El acto de sumergirse en el agua representa morir al viejo yo, y salir del agua simboliza vivir para Dios con un corazón transformado.
El bautismo como testimonio público
En Hechos 2:41, después de escuchar el mensaje de Pedro, «los que recibieron su palabra fueron bautizados; y se añadieron aquel día como tres mil personas.»
El bautismo es un testimonio visible ante familiares, amigos y la congregación de que hemos decidido seguir a Cristo sin avergonzarnos del evangelio.
Aplicación práctica
Si aún no te has bautizado, pregúntate: ¿Qué te detiene? El bautismo no es para los que han alcanzado perfección, sino para los que han creído y quieren vivir bajo el señorío de Cristo.

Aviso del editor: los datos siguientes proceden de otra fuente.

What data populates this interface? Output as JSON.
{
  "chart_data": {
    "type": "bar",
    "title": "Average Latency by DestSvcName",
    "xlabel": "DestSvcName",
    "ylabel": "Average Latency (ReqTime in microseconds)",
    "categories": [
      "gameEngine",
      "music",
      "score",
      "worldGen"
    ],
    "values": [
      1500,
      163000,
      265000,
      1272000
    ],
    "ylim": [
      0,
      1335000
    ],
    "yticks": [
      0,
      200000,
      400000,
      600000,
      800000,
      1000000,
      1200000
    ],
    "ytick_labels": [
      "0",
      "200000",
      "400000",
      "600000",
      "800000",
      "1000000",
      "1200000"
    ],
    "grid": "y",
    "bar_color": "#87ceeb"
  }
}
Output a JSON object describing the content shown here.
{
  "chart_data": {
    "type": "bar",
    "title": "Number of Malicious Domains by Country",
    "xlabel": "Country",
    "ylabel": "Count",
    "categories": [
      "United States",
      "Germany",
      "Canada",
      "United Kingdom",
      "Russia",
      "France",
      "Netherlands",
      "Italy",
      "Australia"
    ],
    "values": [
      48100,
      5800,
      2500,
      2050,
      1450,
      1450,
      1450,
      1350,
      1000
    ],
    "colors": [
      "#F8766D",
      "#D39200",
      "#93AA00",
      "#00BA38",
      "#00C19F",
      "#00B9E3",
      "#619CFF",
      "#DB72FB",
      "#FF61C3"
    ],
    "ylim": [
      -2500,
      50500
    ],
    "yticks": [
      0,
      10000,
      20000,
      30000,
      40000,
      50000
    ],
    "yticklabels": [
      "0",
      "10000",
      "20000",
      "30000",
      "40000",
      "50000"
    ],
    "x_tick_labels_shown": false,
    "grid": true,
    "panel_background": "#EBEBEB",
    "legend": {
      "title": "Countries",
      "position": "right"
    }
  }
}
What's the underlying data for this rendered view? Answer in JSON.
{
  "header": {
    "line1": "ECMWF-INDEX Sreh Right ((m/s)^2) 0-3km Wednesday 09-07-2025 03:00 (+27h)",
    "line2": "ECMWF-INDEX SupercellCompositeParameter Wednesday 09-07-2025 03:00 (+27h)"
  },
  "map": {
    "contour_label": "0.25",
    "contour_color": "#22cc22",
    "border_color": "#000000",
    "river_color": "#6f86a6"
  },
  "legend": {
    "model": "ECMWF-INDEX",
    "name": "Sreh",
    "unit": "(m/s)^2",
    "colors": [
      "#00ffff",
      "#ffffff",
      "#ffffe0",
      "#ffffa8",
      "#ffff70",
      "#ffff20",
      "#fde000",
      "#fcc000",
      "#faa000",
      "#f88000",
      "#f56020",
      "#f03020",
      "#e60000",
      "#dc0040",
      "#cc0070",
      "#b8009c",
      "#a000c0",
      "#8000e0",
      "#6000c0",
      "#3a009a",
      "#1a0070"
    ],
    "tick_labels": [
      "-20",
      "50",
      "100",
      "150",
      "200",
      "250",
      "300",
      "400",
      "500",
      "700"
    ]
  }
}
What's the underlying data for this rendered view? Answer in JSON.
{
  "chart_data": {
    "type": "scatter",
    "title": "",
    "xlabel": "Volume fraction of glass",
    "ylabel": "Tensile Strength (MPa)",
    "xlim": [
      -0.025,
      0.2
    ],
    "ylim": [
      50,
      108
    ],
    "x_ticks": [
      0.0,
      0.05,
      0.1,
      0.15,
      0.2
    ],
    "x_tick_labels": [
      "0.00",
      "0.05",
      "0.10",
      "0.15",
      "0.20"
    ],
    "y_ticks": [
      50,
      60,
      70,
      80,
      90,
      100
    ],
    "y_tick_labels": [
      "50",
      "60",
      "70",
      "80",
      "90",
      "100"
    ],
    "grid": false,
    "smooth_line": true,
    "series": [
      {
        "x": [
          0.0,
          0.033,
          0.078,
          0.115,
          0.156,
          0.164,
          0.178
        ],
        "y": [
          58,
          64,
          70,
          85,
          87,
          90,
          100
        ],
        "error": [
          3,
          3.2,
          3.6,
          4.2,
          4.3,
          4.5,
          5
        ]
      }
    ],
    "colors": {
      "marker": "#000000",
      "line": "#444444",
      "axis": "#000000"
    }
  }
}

Si ya te has bautizado, recuerda el compromiso que asumiste: vivir cada día como una nueva criatura, reflejando a Jesús en tus palabras, acciones y pensamientos.
Oración:
Señor, gracias por salvarme y darme una nueva vida en Cristo. Ayúdame a vivir cada día recordando que he muerto al pecado y que mi vida ahora te pertenece. Que mi fe sea siempre visible, no solo por lo que digo, sino por cómo vivo. Amén.